What would be construed as good would be obscured beyond reason.

One must also remember the Norse sagas that greatly influenced the Legendarium as a whole. The dominant theme of many of these sagas is moral ambiguity, the Laxdæla saga in particular.
 
Edmond Dantès;47943296 said:
In terms of Gandalf; Tolkien said it best:

What would be construed as good would be obscured beyond reason.

One must also remember the Norse sagas that greatly influenced the Legendarium as a whole.

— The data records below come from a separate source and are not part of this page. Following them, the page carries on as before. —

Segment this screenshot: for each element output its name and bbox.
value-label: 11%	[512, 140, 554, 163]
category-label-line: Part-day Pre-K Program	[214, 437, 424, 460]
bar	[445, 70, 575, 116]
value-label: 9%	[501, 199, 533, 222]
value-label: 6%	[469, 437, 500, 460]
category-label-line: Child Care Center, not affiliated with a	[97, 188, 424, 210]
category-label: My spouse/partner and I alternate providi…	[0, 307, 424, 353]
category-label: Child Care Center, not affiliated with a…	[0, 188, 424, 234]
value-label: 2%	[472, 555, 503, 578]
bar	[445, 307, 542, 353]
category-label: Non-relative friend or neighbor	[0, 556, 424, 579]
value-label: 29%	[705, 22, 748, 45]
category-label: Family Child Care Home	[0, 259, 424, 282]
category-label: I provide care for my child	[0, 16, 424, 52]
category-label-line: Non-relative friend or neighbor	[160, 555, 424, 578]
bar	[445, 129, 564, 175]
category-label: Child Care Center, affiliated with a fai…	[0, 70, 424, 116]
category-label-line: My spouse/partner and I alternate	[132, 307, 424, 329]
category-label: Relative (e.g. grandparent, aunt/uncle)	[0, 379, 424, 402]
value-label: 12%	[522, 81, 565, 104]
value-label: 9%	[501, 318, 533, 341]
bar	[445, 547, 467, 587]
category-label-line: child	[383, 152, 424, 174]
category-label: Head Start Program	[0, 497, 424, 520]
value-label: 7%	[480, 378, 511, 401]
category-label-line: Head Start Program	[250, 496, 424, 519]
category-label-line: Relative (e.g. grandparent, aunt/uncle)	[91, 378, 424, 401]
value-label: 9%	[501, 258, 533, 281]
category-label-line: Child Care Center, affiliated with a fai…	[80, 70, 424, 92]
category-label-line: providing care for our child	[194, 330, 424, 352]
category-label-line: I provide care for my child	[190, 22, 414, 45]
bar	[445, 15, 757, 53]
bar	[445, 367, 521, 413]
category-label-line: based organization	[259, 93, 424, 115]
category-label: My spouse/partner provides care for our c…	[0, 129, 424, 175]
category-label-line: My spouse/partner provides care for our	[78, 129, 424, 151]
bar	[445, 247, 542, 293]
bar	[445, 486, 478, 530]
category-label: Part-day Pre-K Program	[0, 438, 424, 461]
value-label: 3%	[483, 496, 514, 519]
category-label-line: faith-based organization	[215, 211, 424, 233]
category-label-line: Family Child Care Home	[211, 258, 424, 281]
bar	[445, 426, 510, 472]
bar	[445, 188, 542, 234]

The dominant theme of many of these sagas is moral ambiguity, the Laxdæla saga in particular.

Many thanks, and incredibly helpful as this is pretty much what I'm writing about for my independent project right now.

"Dickerson judges that the choice of a “moral victory” over a more conventional one in which the forces of good use the ring against Sauron, is “one of the choices that characterize the great among Tolkien’s characters.”
 

Edmond Dantès

Dantès the White
Many thanks, and incredibly helpful as this is pretty much what I'm writing about for my independent project right now.

"Dickerson judges that the choice of a “moral victory” over a more conventional one in which the forces of good use the ring against Sauron, is “one of the choices that characterize the great among Tolkien’s characters.”
You're welcome. I'd be interested in reading your project when it's done.